# Anybody read Geisler on Ethics?



## RamistThomist (Oct 3, 2007)

I just ordered (very cheaply) Geisler's book on ethics. The structure of it looks good. He deals with ethics in a systematic fashion. The negative part is...well...


----------



## elnwood (Oct 3, 2007)

I own it. I've only looked through his section on capital punishment, but it was excellent in presenting both sides fairly. In fact, I was surprised that he came to the position that he did because he presented the other side so well.


----------



## caddy (Oct 3, 2007)

No, but I did read his book on book _Introduction to Philosophy: A Christian Perspective. _Good book.

Then I read his book, _Chosen but Free_ and thought it was pretty well reasoned till I read White's Critique of the Book _The Potter's Freedom_ where White systematically dismantled him.


----------



## Jim Johnston (Oct 3, 2007)

Spear Dane said:


> I just ordered (very cheaply) Geisler's book on ethics. The structure of it looks good. He deals with ethics in a systematic fashion. The negative part is...well...



Yes. 

He's a hierarchialist (or, graded absolutism). That is, when in an ethical dilemma, do the greater of two goods (or, is it the lesser of two _evils_?!). So, if the Nazis come to your door and ask where you're hiding the Jews, it is better to save a life than to break the 9th commandment. So, you do the "lesser sin." Conversly, I'd say that it is not a violation of the 9th commandment to deceive the Nazis in that situation (and of course, the great John Murray would disagree with me here. He thought Rahab did an immoral act in lying to hide the spies). So, if you're not a graded absolutist, then there'll be some disagreement here.

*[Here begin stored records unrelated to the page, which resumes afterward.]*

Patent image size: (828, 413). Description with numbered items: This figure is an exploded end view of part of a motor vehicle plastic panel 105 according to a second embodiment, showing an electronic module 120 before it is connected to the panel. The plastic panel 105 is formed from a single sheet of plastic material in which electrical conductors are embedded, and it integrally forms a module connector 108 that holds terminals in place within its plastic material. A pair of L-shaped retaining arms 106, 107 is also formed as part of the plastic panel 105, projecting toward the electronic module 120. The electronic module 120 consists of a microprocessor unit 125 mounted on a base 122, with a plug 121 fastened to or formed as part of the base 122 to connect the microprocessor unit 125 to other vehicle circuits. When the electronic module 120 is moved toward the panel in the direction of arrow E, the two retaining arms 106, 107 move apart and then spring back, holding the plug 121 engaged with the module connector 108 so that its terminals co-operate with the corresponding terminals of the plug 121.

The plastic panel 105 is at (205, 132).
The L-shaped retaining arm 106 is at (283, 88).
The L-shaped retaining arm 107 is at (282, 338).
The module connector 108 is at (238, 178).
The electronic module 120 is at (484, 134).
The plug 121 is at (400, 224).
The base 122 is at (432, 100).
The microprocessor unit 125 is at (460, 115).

Also, it seems he leans a bit to heavy toward the deontologist side of things. If you like the triperspectival approach, viz., Frame and Bahnsen, then you won't like the de-emphasis on teleological and existential justifications for moral acts.

He also offers some standard ( and rather dusty, In my humble opinion) critiques of non-Christian approaches to ethics, viz., utilitarianism, relativism, etc. (Contrary to Don (Elnwood), I'd say Geisler erected some seriously strawy straw-men, too. But, I always say to get info from the horses mouth, anyway. If you're strictly going to a Geisler or a Bahnsen to get your presentation of non-Christian positions, I'd say you're going to end up in trouble when you actually meet the real deal one day.) I actually like some of Russ Shaefer-Landau's critiques of those ethical systems (see his Moral Realism). He's a non-naturalist realist, and a non-Christian, but nevertheless, he makes for good plundering the Egyptian material.

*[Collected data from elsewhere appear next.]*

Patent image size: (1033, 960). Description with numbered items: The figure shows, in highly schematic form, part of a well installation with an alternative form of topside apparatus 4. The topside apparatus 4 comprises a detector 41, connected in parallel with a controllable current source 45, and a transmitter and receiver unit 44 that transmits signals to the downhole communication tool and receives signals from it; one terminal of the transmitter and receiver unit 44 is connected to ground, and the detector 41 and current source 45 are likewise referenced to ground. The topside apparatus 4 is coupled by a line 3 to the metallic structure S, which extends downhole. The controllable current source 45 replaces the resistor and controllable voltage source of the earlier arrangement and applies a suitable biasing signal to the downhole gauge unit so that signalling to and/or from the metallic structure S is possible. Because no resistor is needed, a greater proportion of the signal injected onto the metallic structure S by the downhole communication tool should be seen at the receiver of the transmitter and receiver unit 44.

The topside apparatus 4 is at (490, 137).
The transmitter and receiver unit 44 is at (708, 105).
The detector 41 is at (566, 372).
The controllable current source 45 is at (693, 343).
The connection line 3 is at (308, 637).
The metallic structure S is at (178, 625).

Lastly, even though there's disagreement here too, I like Robert Adam's "Finite and Infinite Goods: _A Framework for Ethics_." If you think 'virture' belongs in a justification for ethics, you might like this.


----------



## aleksanderpolo (Oct 3, 2007)

> If you're strictly going to a Geisler or a Bahnsen to get your presentation of non-Christian positions, I'd say you're going to end up in trouble when you actually meet the real deal one day



Paul, can you elaborate it a bit more for someone who is just starting to get into Bahnsen? Thanks.


----------



## RamistThomist (Oct 3, 2007)

I am taking Pastoral and Social Ethics with the late Harold OJ Brown. He interacts with Geisler. My ethical format isn't as clearly defined. I am generally theonomic but I try to interact with natural law theorists. Some of what they say is good, some I am not persuaded. 

I really like Bahnsen/Frame tri-perspectivals, but I would like to see more systematic formulations of those three perspectives.


----------



## Jim Johnston (Oct 3, 2007)

aleksanderpolo said:


> > If you're strictly going to a Geisler or a Bahnsen to get your presentation of non-Christian positions, I'd say you're going to end up in trouble when you actually meet the real deal one day
> 
> 
> 
> Paul, can you elaborate it a bit more for someone who is just starting to get into Bahnsen? Thanks.

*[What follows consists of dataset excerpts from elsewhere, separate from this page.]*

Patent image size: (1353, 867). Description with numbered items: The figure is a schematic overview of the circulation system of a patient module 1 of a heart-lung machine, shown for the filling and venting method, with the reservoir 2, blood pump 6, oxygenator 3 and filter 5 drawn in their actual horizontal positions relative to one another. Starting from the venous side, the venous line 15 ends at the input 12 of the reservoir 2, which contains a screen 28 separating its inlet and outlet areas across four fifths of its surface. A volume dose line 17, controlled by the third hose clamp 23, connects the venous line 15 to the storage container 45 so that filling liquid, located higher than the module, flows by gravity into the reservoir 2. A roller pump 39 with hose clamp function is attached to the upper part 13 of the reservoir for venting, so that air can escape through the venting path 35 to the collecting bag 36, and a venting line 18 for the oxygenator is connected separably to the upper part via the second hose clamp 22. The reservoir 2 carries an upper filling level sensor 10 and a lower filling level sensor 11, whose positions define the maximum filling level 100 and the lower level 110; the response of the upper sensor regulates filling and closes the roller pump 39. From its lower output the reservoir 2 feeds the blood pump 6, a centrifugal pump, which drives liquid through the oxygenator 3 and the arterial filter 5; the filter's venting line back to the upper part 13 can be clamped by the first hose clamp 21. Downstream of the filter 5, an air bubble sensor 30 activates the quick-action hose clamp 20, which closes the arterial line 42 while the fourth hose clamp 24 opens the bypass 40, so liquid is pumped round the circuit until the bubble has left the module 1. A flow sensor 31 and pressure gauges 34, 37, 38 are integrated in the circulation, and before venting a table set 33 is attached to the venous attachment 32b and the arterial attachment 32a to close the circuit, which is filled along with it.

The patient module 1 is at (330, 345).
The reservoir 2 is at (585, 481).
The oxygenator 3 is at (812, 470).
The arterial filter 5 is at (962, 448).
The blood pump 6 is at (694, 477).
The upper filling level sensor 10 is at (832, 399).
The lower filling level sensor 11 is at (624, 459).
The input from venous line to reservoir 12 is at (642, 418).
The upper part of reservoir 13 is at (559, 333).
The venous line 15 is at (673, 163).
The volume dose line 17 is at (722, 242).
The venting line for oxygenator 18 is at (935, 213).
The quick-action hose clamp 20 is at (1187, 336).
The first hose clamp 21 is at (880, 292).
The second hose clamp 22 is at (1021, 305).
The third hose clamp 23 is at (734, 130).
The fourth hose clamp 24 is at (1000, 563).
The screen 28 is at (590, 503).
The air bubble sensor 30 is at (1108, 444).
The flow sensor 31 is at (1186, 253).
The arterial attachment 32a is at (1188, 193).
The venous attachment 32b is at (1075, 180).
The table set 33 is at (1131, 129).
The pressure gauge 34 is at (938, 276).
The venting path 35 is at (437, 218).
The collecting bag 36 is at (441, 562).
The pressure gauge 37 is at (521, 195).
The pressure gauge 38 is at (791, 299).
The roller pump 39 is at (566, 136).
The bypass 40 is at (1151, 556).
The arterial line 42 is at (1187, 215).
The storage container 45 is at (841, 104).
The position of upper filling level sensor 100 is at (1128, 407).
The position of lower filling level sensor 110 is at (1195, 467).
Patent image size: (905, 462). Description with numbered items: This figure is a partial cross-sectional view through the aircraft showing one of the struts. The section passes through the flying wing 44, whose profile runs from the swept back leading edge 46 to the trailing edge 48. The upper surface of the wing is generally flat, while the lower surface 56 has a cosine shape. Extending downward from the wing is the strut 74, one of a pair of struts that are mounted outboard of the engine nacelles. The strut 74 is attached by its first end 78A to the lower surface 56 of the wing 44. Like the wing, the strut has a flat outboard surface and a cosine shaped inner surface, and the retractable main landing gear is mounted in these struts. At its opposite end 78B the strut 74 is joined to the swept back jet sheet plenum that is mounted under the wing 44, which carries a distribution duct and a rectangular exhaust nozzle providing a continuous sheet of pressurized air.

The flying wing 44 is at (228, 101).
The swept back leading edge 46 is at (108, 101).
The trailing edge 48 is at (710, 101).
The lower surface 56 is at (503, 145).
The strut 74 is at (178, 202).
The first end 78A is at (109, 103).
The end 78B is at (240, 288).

I'm just saying that you should read the people who present the theory if you want to do the best job at understanding them and representing them properly. It wasn't meant to be a slam against Bahnsen or Geisler. I've just read them both where they have misunderstood their opponant or attacked weakened versions of this or that thesis. For example, I read baptists themselves over against reading paedobaptist representations of baptist arguments. I read atheists themselves over against what so and so Christian apologist says the atheist says.

Granted, we can't read everything, and so it is helpful to read someone who has done the work. But, if you're going to publicly attack a position, I think you had better be familiar with what the best adherents of that system have to say.


----------



## Jim Johnston (Oct 3, 2007)

Spear Dane said:


> I really like Bahnsen/Frame tri-perspectivals, but I would like to see more systematic formulations of those three perspectives.




Sure. Read the detailed work by ethicists, get the terminology down, become skilled in the analytic tradition, and take what Bahnsen/Frame have to say and put it into more rigerous language. Frame isn't going to be around forever, and someone has got to do it, why not you?


----------



## RamistThomist (Oct 9, 2007)

Steve Hays (I think) has a helpful discussion on this.
Triablogue: Christian meta-ethics


----------